Ghanaian counselor, Counselor Adofoli addressed cheating in his latest post.
The renowned relationship coach elaborated on some of the reasons why people cheat in relationships.
He titled the message, ‘WHY YOU ARE LIKELY TO CHEAT ON YOUR PARTNER’ and it reads;
“The vertebral column of every relationship is Trust. Trust is not just the foundation of a lasting relationship but the back bone. If you have issues with trust in the relationship, such relationships don’t only suffer, but is also full of pains and hurt. There is nothing more painful than to know your partner, a spouse doesn’t trust you.
It is better for your partner or spouse to trust you than love you for how good is a body without the backbone? How good is a relationship without trust? Sadly, we play with Trust in our relationship yet we don’t want to destroy the relationship. We play dangerous games that will end up hurting ourselves.
We do things that lead us to cheat on our spouse or partner and these actions are what break or damage the relationship. To some people, they try to play it smart by hiding and lying but with all that, it is just a matter of time, they will be caught up with their own shadow.
When your partner trusts you, he or she feels safe with you. They can be naked with you, fall asleep and still find a way to have a sweet dream. That is different from a partner who does not trust you. He or she lives with you in fear and uncertainty. They live in suspicion.
When your partner trusts you, he or she is willing to share with you their body, mind, ideas, plans, money, etc. When he or she doesn’t trust you, they become more selfish, they can look on and see you suffer buy deny you help.
If those in a relationship will treat Trust with care like the way they treat their vertebral column or backbone, they will have lasting and happy relationships. Those you meet who tell you they have Trust issues are those whose trust was broken in a previous relationship and have not let go the past but have used that as their identity.
One may term cheating as a mistake while others might see it as bad choice. But when we learn about the reason why one ends up cheating on their spouse, it will help us not to repeat the mistake again, or take such bad decisions again.
If you are married or in a relationship, be mindful of your conversation with the opposite sex. Be mindful how you talk with them. The frequency, duration and things you talk about. Many of our relationships start from conversations and that is how you get attached to someone or propose to someone or tell them how you feel about them.

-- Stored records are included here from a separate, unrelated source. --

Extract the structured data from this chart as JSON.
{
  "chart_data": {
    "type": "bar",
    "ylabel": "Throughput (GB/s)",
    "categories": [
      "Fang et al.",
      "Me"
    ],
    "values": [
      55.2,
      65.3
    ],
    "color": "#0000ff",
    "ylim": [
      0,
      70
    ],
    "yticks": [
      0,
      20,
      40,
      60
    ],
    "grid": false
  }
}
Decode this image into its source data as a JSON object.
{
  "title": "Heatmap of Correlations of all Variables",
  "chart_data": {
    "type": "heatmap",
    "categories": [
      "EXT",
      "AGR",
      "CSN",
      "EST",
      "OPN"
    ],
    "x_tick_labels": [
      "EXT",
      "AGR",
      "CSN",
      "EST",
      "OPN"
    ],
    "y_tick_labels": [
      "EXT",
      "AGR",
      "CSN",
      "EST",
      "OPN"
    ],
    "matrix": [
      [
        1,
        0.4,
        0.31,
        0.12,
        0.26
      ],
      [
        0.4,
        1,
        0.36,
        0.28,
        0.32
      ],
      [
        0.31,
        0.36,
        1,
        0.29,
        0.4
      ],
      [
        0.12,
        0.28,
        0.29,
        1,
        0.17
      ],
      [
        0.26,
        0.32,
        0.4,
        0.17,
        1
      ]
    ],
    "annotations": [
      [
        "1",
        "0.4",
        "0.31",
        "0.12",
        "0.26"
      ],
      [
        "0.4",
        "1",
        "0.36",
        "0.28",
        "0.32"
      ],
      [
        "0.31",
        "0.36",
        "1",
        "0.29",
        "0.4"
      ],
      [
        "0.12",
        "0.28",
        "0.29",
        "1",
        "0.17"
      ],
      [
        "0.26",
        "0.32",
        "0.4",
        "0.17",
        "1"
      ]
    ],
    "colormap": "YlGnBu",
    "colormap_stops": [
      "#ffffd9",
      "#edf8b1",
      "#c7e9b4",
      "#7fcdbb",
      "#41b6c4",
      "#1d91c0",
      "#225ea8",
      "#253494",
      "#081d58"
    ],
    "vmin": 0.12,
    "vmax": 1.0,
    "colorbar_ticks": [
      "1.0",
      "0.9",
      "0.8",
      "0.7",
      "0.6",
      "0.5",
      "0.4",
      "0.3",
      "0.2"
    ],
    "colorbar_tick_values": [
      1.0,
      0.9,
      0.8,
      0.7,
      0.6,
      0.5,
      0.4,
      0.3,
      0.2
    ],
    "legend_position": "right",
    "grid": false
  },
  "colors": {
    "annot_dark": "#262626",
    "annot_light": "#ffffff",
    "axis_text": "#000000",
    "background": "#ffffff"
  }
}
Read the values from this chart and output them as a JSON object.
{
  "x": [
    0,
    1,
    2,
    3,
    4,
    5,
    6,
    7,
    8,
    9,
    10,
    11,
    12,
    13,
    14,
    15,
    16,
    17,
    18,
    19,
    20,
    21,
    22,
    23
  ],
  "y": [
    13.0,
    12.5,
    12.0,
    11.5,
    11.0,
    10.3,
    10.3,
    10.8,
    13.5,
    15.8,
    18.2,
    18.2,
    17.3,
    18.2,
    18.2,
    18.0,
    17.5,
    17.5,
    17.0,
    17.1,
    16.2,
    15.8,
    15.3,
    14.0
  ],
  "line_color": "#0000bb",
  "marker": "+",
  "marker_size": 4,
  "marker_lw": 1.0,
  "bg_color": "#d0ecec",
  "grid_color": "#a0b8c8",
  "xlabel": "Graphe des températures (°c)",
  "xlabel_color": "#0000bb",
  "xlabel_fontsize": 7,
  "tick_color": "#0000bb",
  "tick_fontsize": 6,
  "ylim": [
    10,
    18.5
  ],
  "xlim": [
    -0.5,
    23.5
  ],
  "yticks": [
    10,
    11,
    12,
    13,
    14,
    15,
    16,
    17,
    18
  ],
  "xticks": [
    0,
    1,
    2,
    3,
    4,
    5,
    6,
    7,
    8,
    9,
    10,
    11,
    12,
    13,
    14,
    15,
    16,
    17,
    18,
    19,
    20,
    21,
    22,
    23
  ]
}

The opposite sex has different sets of needs. A man is looking for a friendship, the woman on the other hand is looking for open communication. When men are lonely, they want a friend, someone they can talk to. Women are looking for men who talk to them about everything, pour themselves to them. That is how she gets to understand him, that is how she connects. That is the kind of person they love talking to.
No wonder women fall for men who say they are having issues with their relationship or spouse. As a man, your best friend is your spouse or partner. If you think you are losing your friend, it is time for you to seek help. Find out why that is happening and how you can get your friend back. You don’t go looking for a new friend online because your spouse is not willing to talk to you or because you are not happy with them.
Ladies, if your man is not making time to talk to you, seems too busy or hurt, etc. Seek for help on how to get them to make time for the relationship or resolve the issue. It is not the best time to look for an opposite sex to talk to. The more you talk to them, the more you build a bond between you two. Soon, you will start developing feelings for them. You look forward to your talk or chat with them.
They might be in a serious relationship or even married. A relationship they are not willing to let go. Just because you have great conversations and they seem happy with you does not mean they will choose you over their spouse. Lots of these casual chats or conversations, has messed people’s lives. You get to a point that you cannot differentiate between just a friend or stranger and your spouse. This happens because no boundaries were put in place.
If you are not ready for a relationship or not ready to cheat on your partner, keep your conversations on the surface. Besides normal pleasantries, there should not be any further questions and answers. Be it just a friend or an Ex. Protect what you have, don’t play with it.
In conclusion “Good men will be rescued from harm, but cheaters will be destroyed” – Proverbs 28:18 (TLB).”